Health insurance plans in the small-group and non-group market would be required to adhere to the addiction and mental-health parity provisions of last years’ Wellstone/Domenici law under a amendment to the Senate’s leading healthcare-reform bill approved this week.
The Senate Finance Committee passed the amendment by voice vote on Sept. 23; committee chairman Sen. Max Baucus (D-Mont.) has taken the lead in the Senate’s healthcare-reform deliberations with his America’s Healthy Future Act.
“If healthcare reform passes, every insured American will be required to receive their addiction and mental-health benefits on par with medical benefits, and nearly all will be in a plan that is mandated to provide addiction and mental-health care,” said Carol McDaid, principal of Washington, D.C., lobbying firm Capital Decisions. “There’s a growing sense of momentum to the field’s collective advocacy efforts, but our heads are down as our wins underscore the need for getting the parity regulations right and continuing to amend and pass healthcare reform. If there was ever a time where we need an all out advocacy effort from our field, now is the time.”
The amendment, sponsored by Sen.
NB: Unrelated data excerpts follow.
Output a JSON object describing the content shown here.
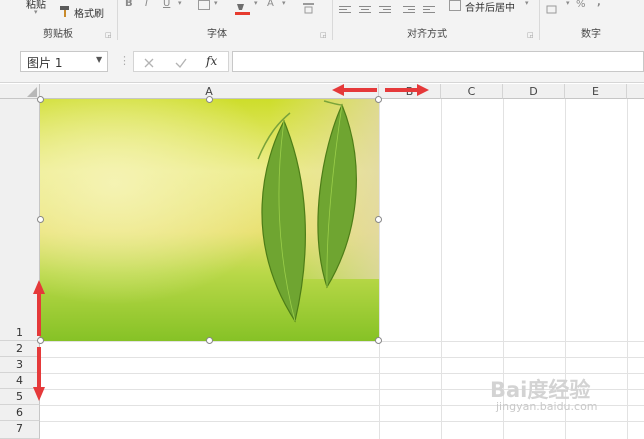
{
  "ribbon": {
    "paste_label": "粘贴",
    "format_painter_label": "格式刷",
    "bold_label": "B",
    "italic_label": "I",
    "underline_label": "U",
    "font_color_label": "A",
    "group_clipboard": "剪贴板",
    "group_font": "字体",
    "group_alignment": "对齐方式",
    "group_number": "数字",
    "merge_center_label": "合并后居中",
    "percent_label": "%"
  },
  "formula_bar": {
    "name_box_value": "图片 1",
    "fx_label": "fx"
  },
  "sheet": {
    "columns": [
      "A",
      "B",
      "C",
      "D",
      "E"
    ],
    "rows": [
      "1",
      "2",
      "3",
      "4",
      "5",
      "6",
      "7"
    ]
  },
  "watermark": {
    "brand": "Bai度经验",
    "url": "jingyan.baidu.com"
  },
  "colors": {
    "arrow": "#e5393a",
    "image_leaf": "#6fa531"
  }
}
Debbie Stabenow (D-Mich.) along with Sens. John Kerry (D-Mass.) and Ron Wyden (D-Ore.), fills a major loophole in the Baucus bill. As originally drafted, the measure would have required small-group and non-group health plans — including those with fewer than 50 employers and those who buy individual insurance plans — to provide addiction and mental-health benefits. However, the bill would not have subjected these health plans to the Wellstone/Domenici law, which bars health plans from placing any limits or restrictions on addiction and mental-health coverage that do not apply to any other type of healthcare services.
Employers with more than 50 workers are already subject to the parity law, but would not be required to provide addiction and mental-health benefits — or any other specific benefits, for that matter — under the Baucus bill.